For more than 10 years since its inception, the power project has been bugged by environmental issues, engineering problems and cost overruns.
Latest indications are that the project, which can generate 2,000MW of power at its peak, will be complete in 2010. Following that, 1,500km in undersea cables costing RM15 billion will be laid to transmit the electricity from Bakun to Yong Peng in Johor.
The cable contract, which was not tendered out, has been awarded to the new Sime Darby Bhd. It is expected to be complete in 2013. So, at the end of the day, assuming there are no unexpected further cost overruns, the total cost of Bakun will be a whopping RM21 billion.
That's a lot of money for a single project.
Analysts are now beginning to wonder how viable Bakun will turn out to be in the end, especially if it is not allowed to dictate the price of its electricity to Tenaga Nasional Bhd.
The latest turn of events has brought to the fore two main issues. First, why is there a need to spend a colossal RM15 billion (which is more than twice the construction cost of the project itself) to transmit electricity hundreds of kilometres away?
And second, would it not have been easier for Bakun (and a lot cheaper) to find customers within Sarawak itself?
Going by recent news reports, there seems to be plenty of demand for electricity in Sarawak. For example, five months ago, Australian mining giant Rio Tinto Aluminium Ltd expressed interest in wanting to set up a RM7 billion aluminium smelter plant in Similajau near Bintulu in Sarawak jointly with Cahya Mata Sarawak Bhd, a unit of the state government. The shareholders of Bakun are Sime Darby with 60% while the rest is equally held by the Finance Ministry and the Sarawak Government. Incidentally, the awarding of contracts or privatisation comes under the purview of the Economic Planning Unit (EPU) of the Prime Minister's Department. The minister in charge is Datuk Seri Effendi Norwawi, a Sarawakian.
Rio Tinto's smelter at its full capacity would need a substantial amount of electricity, and given its location, is well placed to tap Bakun's electricity. So, it would be surprising if a deal is not struck between Rio Tinto and Bakun.
But sources say that given that Sime Darby is going ahead with its undersea cable project, could it be snubbing Rio Tinto? Why would it be spending billions on laying cables if it had a ready buyer for its electricity?
Or, perhaps, the question should be: Why in the first place is Sime Darby proceeding with the undersea cable? Do the financials add up?
Currently, some feel there is an oversupply of electricity capacity in Peninsular Malaysia.
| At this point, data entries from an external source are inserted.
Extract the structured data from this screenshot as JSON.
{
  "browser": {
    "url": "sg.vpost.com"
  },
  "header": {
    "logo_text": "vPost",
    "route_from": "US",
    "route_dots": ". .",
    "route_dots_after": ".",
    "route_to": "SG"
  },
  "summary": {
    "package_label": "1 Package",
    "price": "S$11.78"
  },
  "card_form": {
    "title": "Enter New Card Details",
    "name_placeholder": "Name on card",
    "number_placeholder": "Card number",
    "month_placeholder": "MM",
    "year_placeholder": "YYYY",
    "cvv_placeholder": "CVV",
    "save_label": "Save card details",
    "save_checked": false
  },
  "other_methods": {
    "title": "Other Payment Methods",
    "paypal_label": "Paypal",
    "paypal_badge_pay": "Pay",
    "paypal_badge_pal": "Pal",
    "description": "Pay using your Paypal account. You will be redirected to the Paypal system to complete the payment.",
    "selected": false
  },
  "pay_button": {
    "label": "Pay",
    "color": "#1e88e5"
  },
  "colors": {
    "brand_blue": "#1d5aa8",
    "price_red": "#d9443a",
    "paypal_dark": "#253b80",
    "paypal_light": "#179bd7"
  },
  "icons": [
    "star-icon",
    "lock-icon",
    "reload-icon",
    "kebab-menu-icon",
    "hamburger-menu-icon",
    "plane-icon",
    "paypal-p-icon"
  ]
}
Tenaga Nasional has said the electricity capacity for Malaysia excluding Sarawak exceeds peak demand by 43% while in Sarawak it is only 10%.
Peak demand for energy in Sarawak is expected to rise to 860MW this year and to 1,174 MW by 2015. And that does not include demand from new smelters. Thus, there is a growing demand for energy in Sarawak.
Todate, there are no indications that Sime Darby and Rio Tinto are about to strike a deal soon. If Rio Tinto goes ahead with its smelter, it should begin production in 2011. Bakun should be completed in 2010 with a capacity of 2,400MW.
So, Bakun will have a ready buyer in 2011. Why wait for another three years before being able to sell electricity? Why take the risk? What if there are insufficient buyers then?
Perhaps this is what minority shareholders of Sime Darby must be asking themselves too.